3.       Jabatan kependetaan dalam gereja-gereja Mula-mula.

Sumber-sumber yang memberi informasi bagi kita mengenai jabatan kependetaan dalam gereja mula-mula adalah Kitab Perjanjian Baru, khususnya Kitab Kisah Rasul-rasul, dan juga Surat-surat para rasul. Jabatan-jabatan itu adalah rasul, nabi, pemberita Injil, pengajar (guru), gembala,  diakon/diakones,  penetua (persbyteros), dan penilik atau pengawas (epsikopos)  Jemaat.  Seperti sudah dijelaskan di atas, HKBP mengakui bahwa semua jabatan-jabatan tersebut sudah tercakup dalam “tohonan” pendeta.  Itu berarti bahwa semua pelayanan yang dilakukan oleh pemegang jabatan tersebut adalah masuk dalam  tugas pelayanan seorang pendeta.

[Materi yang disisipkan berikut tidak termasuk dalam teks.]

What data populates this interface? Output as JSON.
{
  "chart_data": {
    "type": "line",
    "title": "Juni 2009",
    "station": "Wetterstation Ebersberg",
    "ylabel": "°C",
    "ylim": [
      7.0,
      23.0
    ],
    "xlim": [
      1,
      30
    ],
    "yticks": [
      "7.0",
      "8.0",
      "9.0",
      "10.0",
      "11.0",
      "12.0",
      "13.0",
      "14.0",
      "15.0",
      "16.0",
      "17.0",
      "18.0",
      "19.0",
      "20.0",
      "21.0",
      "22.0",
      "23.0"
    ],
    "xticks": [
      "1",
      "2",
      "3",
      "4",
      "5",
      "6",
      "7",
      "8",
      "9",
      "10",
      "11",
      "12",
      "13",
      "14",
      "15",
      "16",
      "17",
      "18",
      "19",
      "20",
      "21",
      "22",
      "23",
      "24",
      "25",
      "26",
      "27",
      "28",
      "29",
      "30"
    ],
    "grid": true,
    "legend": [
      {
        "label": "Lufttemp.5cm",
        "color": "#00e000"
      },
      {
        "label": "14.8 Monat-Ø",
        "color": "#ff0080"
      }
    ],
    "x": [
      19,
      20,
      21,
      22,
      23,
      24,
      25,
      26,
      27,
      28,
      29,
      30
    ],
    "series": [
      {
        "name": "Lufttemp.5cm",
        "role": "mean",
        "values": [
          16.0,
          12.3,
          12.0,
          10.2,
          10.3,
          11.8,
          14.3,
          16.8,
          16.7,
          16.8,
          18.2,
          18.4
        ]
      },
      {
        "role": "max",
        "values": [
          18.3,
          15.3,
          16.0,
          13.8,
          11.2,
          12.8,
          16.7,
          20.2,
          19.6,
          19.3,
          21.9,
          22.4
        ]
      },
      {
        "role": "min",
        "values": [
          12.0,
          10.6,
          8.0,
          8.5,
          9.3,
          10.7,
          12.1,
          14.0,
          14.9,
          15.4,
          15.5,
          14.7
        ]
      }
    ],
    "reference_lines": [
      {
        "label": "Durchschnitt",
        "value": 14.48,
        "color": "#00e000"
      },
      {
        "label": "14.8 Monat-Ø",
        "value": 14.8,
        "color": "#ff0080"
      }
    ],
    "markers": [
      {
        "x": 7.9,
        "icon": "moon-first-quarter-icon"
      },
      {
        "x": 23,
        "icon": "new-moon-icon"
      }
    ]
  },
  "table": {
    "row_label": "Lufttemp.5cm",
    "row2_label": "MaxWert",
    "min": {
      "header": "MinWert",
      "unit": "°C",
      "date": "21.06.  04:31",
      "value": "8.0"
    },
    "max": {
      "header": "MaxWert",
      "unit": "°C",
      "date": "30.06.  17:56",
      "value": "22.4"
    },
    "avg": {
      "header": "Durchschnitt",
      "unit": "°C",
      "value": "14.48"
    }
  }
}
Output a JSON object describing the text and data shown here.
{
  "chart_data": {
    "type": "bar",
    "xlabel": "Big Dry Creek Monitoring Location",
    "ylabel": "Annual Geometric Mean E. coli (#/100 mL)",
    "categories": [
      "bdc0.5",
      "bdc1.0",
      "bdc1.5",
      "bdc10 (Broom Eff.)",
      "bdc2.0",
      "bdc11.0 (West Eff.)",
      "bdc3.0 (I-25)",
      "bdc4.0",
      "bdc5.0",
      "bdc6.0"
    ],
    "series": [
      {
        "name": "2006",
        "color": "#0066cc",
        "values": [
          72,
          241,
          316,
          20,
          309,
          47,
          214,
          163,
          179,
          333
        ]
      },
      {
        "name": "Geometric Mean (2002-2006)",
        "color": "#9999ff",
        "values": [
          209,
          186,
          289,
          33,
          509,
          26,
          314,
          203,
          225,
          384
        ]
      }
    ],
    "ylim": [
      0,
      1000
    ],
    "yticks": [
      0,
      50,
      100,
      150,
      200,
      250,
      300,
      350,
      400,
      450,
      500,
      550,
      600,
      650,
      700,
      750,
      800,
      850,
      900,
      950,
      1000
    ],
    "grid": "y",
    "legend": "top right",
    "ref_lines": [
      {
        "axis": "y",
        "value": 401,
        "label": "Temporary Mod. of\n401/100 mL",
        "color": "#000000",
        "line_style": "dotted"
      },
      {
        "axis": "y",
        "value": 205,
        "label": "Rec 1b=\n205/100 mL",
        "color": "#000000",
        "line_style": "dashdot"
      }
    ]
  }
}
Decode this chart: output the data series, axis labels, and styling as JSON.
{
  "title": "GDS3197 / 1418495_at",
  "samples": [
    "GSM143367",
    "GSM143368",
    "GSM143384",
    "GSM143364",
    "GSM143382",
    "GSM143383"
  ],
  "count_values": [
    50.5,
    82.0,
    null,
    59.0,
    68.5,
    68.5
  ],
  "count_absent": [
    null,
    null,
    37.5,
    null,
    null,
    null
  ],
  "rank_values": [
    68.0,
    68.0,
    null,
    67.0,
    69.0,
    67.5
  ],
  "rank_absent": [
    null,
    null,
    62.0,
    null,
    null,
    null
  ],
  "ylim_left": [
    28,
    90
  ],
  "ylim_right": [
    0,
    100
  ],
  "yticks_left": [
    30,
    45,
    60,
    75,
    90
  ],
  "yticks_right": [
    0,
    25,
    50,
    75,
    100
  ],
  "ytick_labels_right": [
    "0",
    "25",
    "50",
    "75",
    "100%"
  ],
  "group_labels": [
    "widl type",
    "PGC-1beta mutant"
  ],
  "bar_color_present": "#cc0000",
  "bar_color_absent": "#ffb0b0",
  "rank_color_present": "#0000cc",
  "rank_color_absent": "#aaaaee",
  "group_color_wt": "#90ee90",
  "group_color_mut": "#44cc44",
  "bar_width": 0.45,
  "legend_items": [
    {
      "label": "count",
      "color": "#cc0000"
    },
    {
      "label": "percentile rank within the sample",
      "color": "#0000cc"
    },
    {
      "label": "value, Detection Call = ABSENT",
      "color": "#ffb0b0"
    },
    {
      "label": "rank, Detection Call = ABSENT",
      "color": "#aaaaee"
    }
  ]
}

Memang di HKBP, masih ada jabatan-jabatan pelayanan yang lain  selain pendeta, yakni guru,  bibelvrow (penginjil wanita), diakon/ diakones, evangelis (pemberita injil), dan “sintua” (penetua). Tetapi semua  jabatan itu tidak terlepas dari jabatan pendeta, dan semua pelayanan mereka adalah membantu  tugas pelayanan  pendeta.

3.1.  Para rasul

Pada zamannya, Yesus telah memanggil dua belas orang menjadi murid-murid-Nya. Ke dua belas orang itu  diajari dan dilatih selama lebih kurang tiga tahun untuk  menjadi  “apostolos” yang artinya rasul, utusan-Nya untuk memberitakan Injil keselamatan yang dibawa-Nya ke seluruh bangsa di dunia ini. Bilangan dua belas adalah bilangan simbolis, menunjuk kepada kedua belas suku Israel. Itu juga memberi petunjuk kepada arti gereja sebagai Israel yang baru. Mereka inilah para saksi dari kehidupan, kematian dan kematian Yesus (Ksi. 1: 4-11). Setelah  tiadanya Yudas Iskariot yang bunuh diri karena menghianati Yesus,  jumlah dua belas itu tetap dipertahankan dengan memilih  Matias sebagai gantinya. Namun dalam perkembangan kemudian, istilah  “rasul” lebih sering dipakai untuk menyebut  utusan langsung dari Yesus, dari pada sebuatn “kedua belas” orang itu.
Utusan “rasul” yang datang dari pemikiran Yahudi berarti seorang utusan (duta) yang dihunjuk dengan mempunyai tanggung-jawab yang penuh untuk mewakili  seseorang yang mengutus dia. Dalam Kitab Perjanjian Baru( PB) para rasul disebut meliputi yang dua belas orang itu, ditambah dengan beberapa orang lain yang telah melihat  Yesus yang bangkit itu dan yang ditetapkan melalui Roh Kudus. Rasul-rasul   yang disebut selain dari yang dua belas itu ialah Paulus, Barnabas, Silvanus dan Yakobus, saudara Yesus. Mereka adalah penginjil-penginjil utama. Paulus tidak pernah mempersamakan dirinya dengan yang dua belas itu, namun dia dengan keras mempertahankan bahwa dia tergolong rasul ( 1Kor. 15: 8-10). Para rasul bukan hanya bertugas untuk mengabarkan Injil, tetapi mereka juga berbuat dengan kuasa atas orang-orang sakit dan setan-setan (Matius 1: 1dst). Karena ke dua belas dan para rasul itu  langsung diperhubungkan dengan pelayanan Kristus yang memanggil mereka di dunia ini, maka bagi mereka tidak ada pergantian. Mereka mempunyai murid-murid sendiri, tetapi murid-murid mereka itu tidak diangkat menjadi rasul untuk menggantikan mereka.
Para rasul yang dua belas itu adalah pemimpin-pemimpin  pertama dari gereja mula-mula. Mereka mempertahankan kepemimpinan gereja di Yerusalem hingga hancurnya kota itu tahun 70 M oleh tentera Romawi. Paulus sebagai  seorang  yang mempunyai kuasa rasul dari Yesus Kristus, umumnya berhubungan dengan jemaat-jemaat yang didirikan. Dia berbicara mengenai tekanan-tekanan yang  mengenai seluruh jemaat. Dia dipanggil untuk menyelesaikan perselisihan, menjawab pertanyaan-pertanyaan yang timbul mengenai sikap dan perilaku Kristen, memperdamaikan kelompok-kelompok yang bertikai, menghadapi masalah hubungan antara tuan-tuan dan hamba-hamba, dan sejumlah issu yang lain.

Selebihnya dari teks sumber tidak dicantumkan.